Alcuni di questi lyric video sono minimali, giocano cioè con i font, i colori, l’impaginazione e il movimento, altri sono più elaborati e prevedono l’integrazione tra parole e altri elementi grafici o disegni, realizzati ovviamente in computer 3D: pensiamo, per es., a Turn me on (2012) di Guetta con Nicki Minaj oppure a Stand (2011) di Lenny Kravitz, basato su tre colori (giallo, nero e bianco), ma con un gioco di animazioni che ricorda le coreografie di Busby Berkeley. In un altro caso, quello del lyric video dei Maroon 5 Moves like Jaegger (2011), l’idea di fondo è di conservare per tutta la durata la ‘M’ sigla della band – vero e proprio logo riprodotto sulle copertine dei dischi e su altro materiale promozionale, ma anche nel videoclip ufficiale del brano diretto da Jonas Akerlund – scomposta nei tre colori primari e trasformata in texture su cui viene sovrapposto, incorniciato su una striscia nera orizzontale, il testo della canzone. L’idea del logotipo collegato a una band, caratterizza ancor di più un altro gruppo statunitense, quello dei Scissor Sisters, noto per l’elegante marchio di un paio di forbici innestate su due gambe femminili.

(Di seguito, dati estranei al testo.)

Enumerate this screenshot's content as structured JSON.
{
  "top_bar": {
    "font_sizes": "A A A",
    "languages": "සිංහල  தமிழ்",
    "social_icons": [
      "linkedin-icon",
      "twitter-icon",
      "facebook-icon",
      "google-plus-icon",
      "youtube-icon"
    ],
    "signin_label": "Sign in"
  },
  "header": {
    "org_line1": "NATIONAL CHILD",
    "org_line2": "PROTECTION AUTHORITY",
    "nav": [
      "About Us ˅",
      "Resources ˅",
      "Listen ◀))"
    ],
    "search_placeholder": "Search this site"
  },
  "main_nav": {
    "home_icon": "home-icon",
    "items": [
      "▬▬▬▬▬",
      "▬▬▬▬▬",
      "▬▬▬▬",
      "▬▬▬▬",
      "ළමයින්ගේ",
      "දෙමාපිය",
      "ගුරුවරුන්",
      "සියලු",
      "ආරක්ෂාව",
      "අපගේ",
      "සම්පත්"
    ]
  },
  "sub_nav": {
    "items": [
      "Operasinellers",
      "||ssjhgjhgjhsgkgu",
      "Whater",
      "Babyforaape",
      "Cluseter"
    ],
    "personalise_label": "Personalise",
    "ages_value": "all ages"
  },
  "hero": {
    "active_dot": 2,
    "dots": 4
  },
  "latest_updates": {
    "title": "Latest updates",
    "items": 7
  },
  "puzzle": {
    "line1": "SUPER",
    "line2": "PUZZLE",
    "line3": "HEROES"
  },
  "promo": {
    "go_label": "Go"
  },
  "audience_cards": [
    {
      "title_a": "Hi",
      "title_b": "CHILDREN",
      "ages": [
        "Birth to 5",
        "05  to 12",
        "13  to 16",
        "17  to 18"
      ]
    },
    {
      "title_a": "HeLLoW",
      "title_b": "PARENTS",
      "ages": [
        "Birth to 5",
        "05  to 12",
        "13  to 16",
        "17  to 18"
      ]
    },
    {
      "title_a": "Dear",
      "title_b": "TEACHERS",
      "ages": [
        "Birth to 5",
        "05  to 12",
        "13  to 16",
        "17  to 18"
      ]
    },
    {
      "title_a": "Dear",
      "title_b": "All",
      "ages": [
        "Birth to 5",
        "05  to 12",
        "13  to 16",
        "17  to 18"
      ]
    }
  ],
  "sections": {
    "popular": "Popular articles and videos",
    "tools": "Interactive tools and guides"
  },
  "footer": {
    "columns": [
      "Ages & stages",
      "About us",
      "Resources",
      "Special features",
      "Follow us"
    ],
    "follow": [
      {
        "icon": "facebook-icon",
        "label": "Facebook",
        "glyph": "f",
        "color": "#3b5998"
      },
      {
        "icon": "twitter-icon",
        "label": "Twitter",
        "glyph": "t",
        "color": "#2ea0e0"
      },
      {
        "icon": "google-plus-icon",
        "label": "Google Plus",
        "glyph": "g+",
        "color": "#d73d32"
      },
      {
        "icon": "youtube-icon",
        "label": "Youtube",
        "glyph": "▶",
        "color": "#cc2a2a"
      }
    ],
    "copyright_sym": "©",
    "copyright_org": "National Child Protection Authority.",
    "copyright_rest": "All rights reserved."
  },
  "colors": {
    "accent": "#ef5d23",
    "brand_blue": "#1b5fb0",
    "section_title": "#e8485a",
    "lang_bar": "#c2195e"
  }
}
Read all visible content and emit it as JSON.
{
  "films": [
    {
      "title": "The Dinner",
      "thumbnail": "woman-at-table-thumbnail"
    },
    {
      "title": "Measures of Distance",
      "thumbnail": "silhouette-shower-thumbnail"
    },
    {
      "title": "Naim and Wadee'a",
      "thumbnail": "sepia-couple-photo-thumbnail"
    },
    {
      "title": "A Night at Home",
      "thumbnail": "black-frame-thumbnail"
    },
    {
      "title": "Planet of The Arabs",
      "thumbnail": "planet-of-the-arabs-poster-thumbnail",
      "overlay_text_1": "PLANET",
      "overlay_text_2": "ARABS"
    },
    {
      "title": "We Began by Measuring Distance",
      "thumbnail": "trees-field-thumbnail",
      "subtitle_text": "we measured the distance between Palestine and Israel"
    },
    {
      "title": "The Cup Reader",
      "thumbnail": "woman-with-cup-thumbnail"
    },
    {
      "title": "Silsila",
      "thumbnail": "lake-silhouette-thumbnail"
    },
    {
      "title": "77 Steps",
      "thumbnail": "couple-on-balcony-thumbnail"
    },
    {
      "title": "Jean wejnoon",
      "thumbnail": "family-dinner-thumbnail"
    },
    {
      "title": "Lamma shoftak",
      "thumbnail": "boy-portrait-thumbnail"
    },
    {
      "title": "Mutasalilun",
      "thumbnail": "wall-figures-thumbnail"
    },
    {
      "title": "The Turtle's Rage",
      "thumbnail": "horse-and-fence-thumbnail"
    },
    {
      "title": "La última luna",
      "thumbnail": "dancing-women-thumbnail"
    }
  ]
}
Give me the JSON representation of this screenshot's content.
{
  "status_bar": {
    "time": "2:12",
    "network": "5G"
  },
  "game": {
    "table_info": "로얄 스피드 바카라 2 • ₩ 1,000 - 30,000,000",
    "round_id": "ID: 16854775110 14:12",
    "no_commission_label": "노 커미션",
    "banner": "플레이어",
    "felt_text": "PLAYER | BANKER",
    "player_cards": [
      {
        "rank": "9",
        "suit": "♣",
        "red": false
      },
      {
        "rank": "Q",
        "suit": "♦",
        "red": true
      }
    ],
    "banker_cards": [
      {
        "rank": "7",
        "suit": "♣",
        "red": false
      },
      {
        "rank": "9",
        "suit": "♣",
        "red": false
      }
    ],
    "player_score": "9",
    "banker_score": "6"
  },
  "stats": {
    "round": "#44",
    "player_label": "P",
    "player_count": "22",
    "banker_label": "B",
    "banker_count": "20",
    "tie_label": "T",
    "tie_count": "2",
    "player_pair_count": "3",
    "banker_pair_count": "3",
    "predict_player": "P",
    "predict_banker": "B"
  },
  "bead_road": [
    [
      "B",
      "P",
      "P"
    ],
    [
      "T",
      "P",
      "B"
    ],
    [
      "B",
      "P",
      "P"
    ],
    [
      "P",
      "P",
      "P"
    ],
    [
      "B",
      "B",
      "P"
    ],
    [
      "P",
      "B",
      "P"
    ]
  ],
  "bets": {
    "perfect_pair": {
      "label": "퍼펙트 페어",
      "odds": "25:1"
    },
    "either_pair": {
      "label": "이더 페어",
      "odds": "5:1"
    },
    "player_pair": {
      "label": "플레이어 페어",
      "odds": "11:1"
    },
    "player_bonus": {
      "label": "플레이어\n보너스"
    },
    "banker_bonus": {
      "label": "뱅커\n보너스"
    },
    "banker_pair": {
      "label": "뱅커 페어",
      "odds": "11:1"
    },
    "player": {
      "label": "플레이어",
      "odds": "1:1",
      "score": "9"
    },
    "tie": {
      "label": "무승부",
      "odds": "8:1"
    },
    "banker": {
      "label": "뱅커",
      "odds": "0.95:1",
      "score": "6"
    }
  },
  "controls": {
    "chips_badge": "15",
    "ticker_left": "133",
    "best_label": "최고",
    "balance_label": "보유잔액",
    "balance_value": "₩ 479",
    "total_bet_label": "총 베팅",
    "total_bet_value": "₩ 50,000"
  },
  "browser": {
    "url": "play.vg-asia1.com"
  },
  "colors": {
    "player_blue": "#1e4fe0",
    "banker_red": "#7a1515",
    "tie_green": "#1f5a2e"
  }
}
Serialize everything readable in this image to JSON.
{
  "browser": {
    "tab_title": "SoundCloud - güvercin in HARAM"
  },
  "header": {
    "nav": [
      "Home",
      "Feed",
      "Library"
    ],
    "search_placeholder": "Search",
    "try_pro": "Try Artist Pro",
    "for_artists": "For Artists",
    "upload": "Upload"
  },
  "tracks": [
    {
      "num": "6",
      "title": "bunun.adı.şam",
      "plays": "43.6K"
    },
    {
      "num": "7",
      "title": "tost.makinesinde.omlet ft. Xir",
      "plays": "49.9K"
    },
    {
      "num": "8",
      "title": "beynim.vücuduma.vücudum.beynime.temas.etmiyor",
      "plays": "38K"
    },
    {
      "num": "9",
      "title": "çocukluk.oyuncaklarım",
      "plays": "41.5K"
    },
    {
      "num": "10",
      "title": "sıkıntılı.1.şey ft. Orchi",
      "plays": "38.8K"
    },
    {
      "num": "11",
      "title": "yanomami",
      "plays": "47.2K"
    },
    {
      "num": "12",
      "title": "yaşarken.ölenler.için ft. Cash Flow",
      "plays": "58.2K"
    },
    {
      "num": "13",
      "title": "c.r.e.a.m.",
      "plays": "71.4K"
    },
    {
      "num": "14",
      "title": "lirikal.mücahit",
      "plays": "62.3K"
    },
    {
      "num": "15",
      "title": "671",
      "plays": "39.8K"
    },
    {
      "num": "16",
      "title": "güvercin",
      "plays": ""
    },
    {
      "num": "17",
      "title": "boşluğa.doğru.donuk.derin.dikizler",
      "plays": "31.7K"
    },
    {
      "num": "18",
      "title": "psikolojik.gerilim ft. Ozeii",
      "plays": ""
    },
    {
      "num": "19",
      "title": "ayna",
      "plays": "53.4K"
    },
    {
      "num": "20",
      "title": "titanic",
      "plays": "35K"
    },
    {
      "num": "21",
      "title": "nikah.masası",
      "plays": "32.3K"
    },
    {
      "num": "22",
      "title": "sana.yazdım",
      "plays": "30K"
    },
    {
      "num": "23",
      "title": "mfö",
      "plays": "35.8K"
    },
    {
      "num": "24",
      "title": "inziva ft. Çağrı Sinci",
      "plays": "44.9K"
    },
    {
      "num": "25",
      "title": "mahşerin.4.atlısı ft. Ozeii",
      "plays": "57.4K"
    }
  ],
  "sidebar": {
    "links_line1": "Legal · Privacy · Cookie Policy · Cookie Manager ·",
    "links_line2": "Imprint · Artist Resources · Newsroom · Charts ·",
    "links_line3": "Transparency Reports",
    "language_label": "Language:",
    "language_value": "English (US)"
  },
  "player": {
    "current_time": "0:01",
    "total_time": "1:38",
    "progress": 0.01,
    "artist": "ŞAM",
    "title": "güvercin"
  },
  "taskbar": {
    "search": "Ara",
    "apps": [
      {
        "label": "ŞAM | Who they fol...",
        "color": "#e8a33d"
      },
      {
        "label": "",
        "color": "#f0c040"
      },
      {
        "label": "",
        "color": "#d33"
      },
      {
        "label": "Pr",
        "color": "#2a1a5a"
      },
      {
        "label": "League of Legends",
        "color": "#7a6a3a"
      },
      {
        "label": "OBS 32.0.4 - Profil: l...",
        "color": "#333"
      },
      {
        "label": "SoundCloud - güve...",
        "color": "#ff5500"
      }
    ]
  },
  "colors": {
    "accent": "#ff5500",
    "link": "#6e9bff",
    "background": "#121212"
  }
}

Esiste poi una tendenza ‘analogica’ del lyric video che non utilizza la moderna immagine digitale e computerizzata, ma punta tutto sui vecchi dispositivi, con uno stile da film sperimentale, come in due v. della statunitense Christina Perri, The lonely (2011) e Arms (2011), entrambi di Elliot Sellers. Da questi e altri esempi è evidente che il confine tra music video e lyric video è assai labile, e molti lyric sono di fatto videoclip così come molti videoclip sono di fatto lyric, in linea con quella intertestualità e porosità tra i formati audiovisivi che finiscono con il confondersi all’interno di un unico flusso net-televisivo.
Bibiliografia: B. Di Marino, Clip! 20 anni di musica in video (1981-2001), Roma 2001; P. Peverini, Il videoclip. Strategie e figure di una forma breve, Roma 2004; H. Keazor, T. Wübbena, Video thrills the Radio star. Musik videos: Geschichte, Themen, Analysen, Bielefeld 2005; A. Amaducci, S. Arcagni, Music video, Torino 2007; L. Berton, Videoclip. Storia del video musicale dal primo film sonoro all’alba di YouTube, Milano 2007; D. Liggeri, Musica per i nostri occhi. Storie e segreti dei videoclip, Milano 2007; Rewind play fast forward. The past, present and future of music video, ed. H. Keazor, T. Wübbena, Bielefeld 2010; L. Pacilio, Il videoclip nell’era di YouTube. 100 videomaker per il nuovo millennio, Milano 2014.